During WWII, President Roosevelt said that America, “must be the great arsenal of democracy.” The speech was made on December 29, 1940, nearly a year before Pearl Harbor and the country’s formal entry into the war. Roosevelt referred to the military equipment and supplies that America needed produce and send oversees to the United Kingdom to combat Nazi Germany. America took a similar approach in the previous war which resulted in an attack on the opposite coast.
WWI began in 1914. Although America remained officially neutral until 1917, materials and equipment were sold to the Allied nations to aid their war effort. Naturally, this did not sit well with the Central Powers. Although they were prohibited from attacking America directly, the war material being sold to the Allies was seen as fair game.
One such shipment was assembled at the Black Tom railroad yard, now part of Liberty State Park, in New York Harbor. There, train cars were packed with 2 million tons of war material ready to be shipped to England. However, in the early darkness of Sunday morning, July 30, 1916, the entire shipment exploded in an incredible blast.
The explosion shattered windows all across lower Manhattan and Jersey City and peppered the Statue of Liberty with shrapnel.
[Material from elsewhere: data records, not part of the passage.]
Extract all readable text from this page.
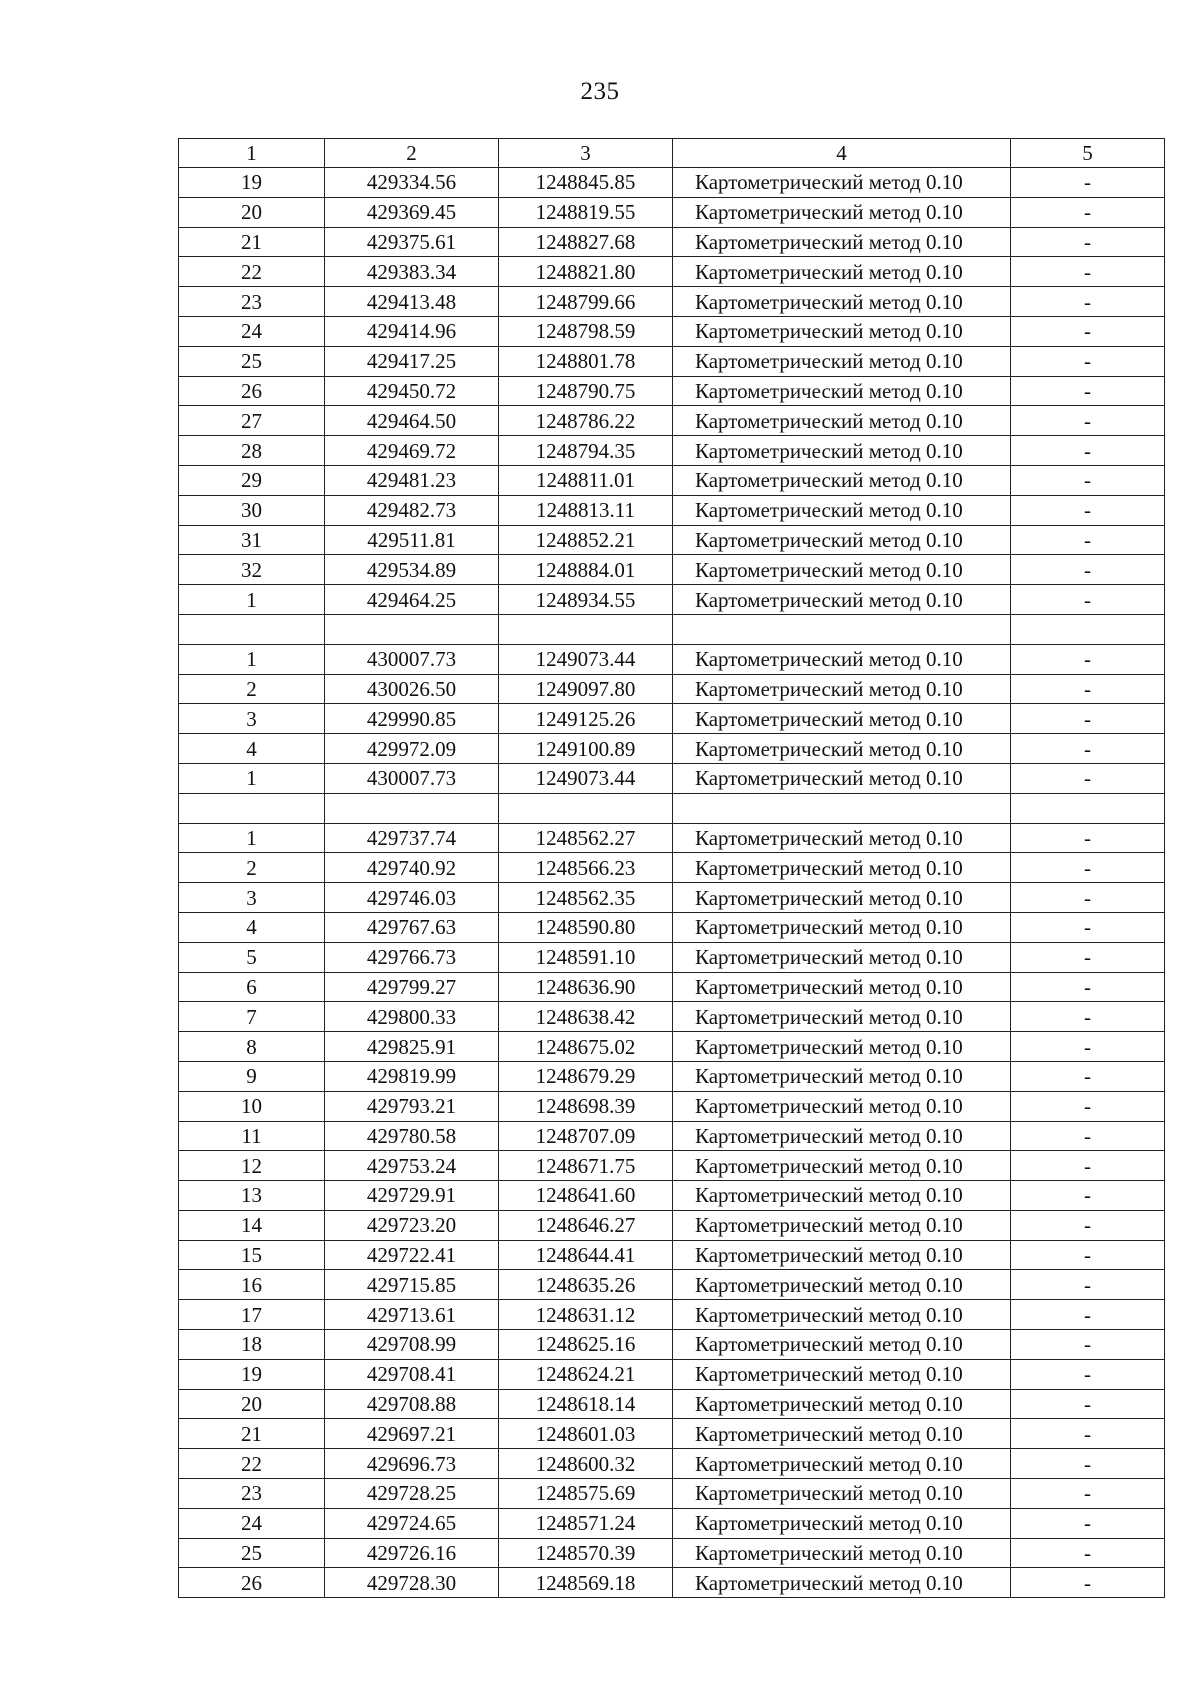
235
1	2	3	4	5
19	429334.56	1248845.85	Картометрический метод 0.10	-
20	429369.45	1248819.55	Картометрический метод 0.10	-
21	429375.61	1248827.68	Картометрический метод 0.10	-
22	429383.34	1248821.80	Картометрический метод 0.10	-
23	429413.48	1248799.66	Картометрический метод 0.10	-
24	429414.96	1248798.59	Картометрический метод 0.10	-
25	429417.25	1248801.78	Картометрический метод 0.10	-
26	429450.72	1248790.75	Картометрический метод 0.10	-
27	429464.50	1248786.22	Картометрический метод 0.10	-
28	429469.72	1248794.35	Картометрический метод 0.10	-
29	429481.23	1248811.01	Картометрический метод 0.10	-
30	429482.73	1248813.11	Картометрический метод 0.10	-
31	429511.81	1248852.21	Картометрический метод 0.10	-
32	429534.89	1248884.01	Картометрический метод 0.10	-
1	429464.25	1248934.55	Картометрический метод 0.10	-

1	430007.73	1249073.44	Картометрический метод 0.10	-
2	430026.50	1249097.80	Картометрический метод 0.10	-
3	429990.85	1249125.26	Картометрический метод 0.10	-
4	429972.09	1249100.89	Картометрический метод 0.10	-
1	430007.73	1249073.44	Картометрический метод 0.10	-

1	429737.74	1248562.27	Картометрический метод 0.10	-
2	429740.92	1248566.23	Картометрический метод 0.10	-
3	429746.03	1248562.35	Картометрический метод 0.10	-
4	429767.63	1248590.80	Картометрический метод 0.10	-
5	429766.73	1248591.10	Картометрический метод 0.10	-
6	429799.27	1248636.90	Картометрический метод 0.10	-
7	429800.33	1248638.42	Картометрический метод 0.10	-
8	429825.91	1248675.02	Картометрический метод 0.10	-
9	429819.99	1248679.29	Картометрический метод 0.10	-
10	429793.21	1248698.39	Картометрический метод 0.10	-
11	429780.58	1248707.09	Картометрический метод 0.10	-
12	429753.24	1248671.75	Картометрический метод 0.10	-
13	429729.91	1248641.60	Картометрический метод 0.10	-
14	429723.20	1248646.27	Картометрический метод 0.10	-
15	429722.41	1248644.41	Картометрический метод 0.10	-
16	429715.85	1248635.26	Картометрический метод 0.10	-
17	429713.61	1248631.12	Картометрический метод 0.10	-
18	429708.99	1248625.16	Картометрический метод 0.10	-
19	429708.41	1248624.21	Картометрический метод 0.10	-
20	429708.88	1248618.14	Картометрический метод 0.10	-
21	429697.21	1248601.03	Картометрический метод 0.10	-
22	429696.73	1248600.32	Картометрический метод 0.10	-
23	429728.25	1248575.69	Картометрический метод 0.10	-
24	429724.65	1248571.24	Картометрический метод 0.10	-
25	429726.16	1248570.39	Картометрический метод 0.10	-
26	429728.30	1248569.18	Картометрический метод 0.10	-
Three men and an infant were killed by the sheer explosive energy, with over 100 more people wounded. The crater left by the blast measured 175 feet by 375 feet. Total damage was calculated at $45 million ($1.127 trillion in 2021), with damage to Lady Liberty costing $100,000 ($2.5 million in 2021) alone. It was one of the largest non-nuclear explosions in history.
The heinous attack was the handiwork of German agents who had infiltrated the United States to sabotage its support of the Allies. At the time, America’s national security and intelligence networks were practically nonexistent. The most capable investigators on the case were the NYPD’s Bomb Squad, and even they were unable to identify the German saboteurs at the time.
Congress responded with the Espionage Act which outlawed a variety of crimes associated with the German agents, along with other wartime laws. The next year, Congress followed up with the Sabotage Act. These laws gave power and jurisdiction to the Bureau of Investigation, the predecessor of the FBI, to pursue a wide variety of national security investigations. It proved effective, as German intrigues on American soil practically disappeared.
Along with other government agencies, the Bureau pursued the Black Tom bombing case after the war and identified the German agents. In the end, Germany was made to pay reparations for the attack against a neutral country.
The Black Tom bombing, Germany’s unrestricted submarine warfare, and the Zimmerman Telegram eventually led to America’s entry into WWI. During WWII, the Espionage and Sabotage Acts, along with the specific case of the Black Tom bombing, were used by Roosevelt as justification for the internment of Japanese-Americans.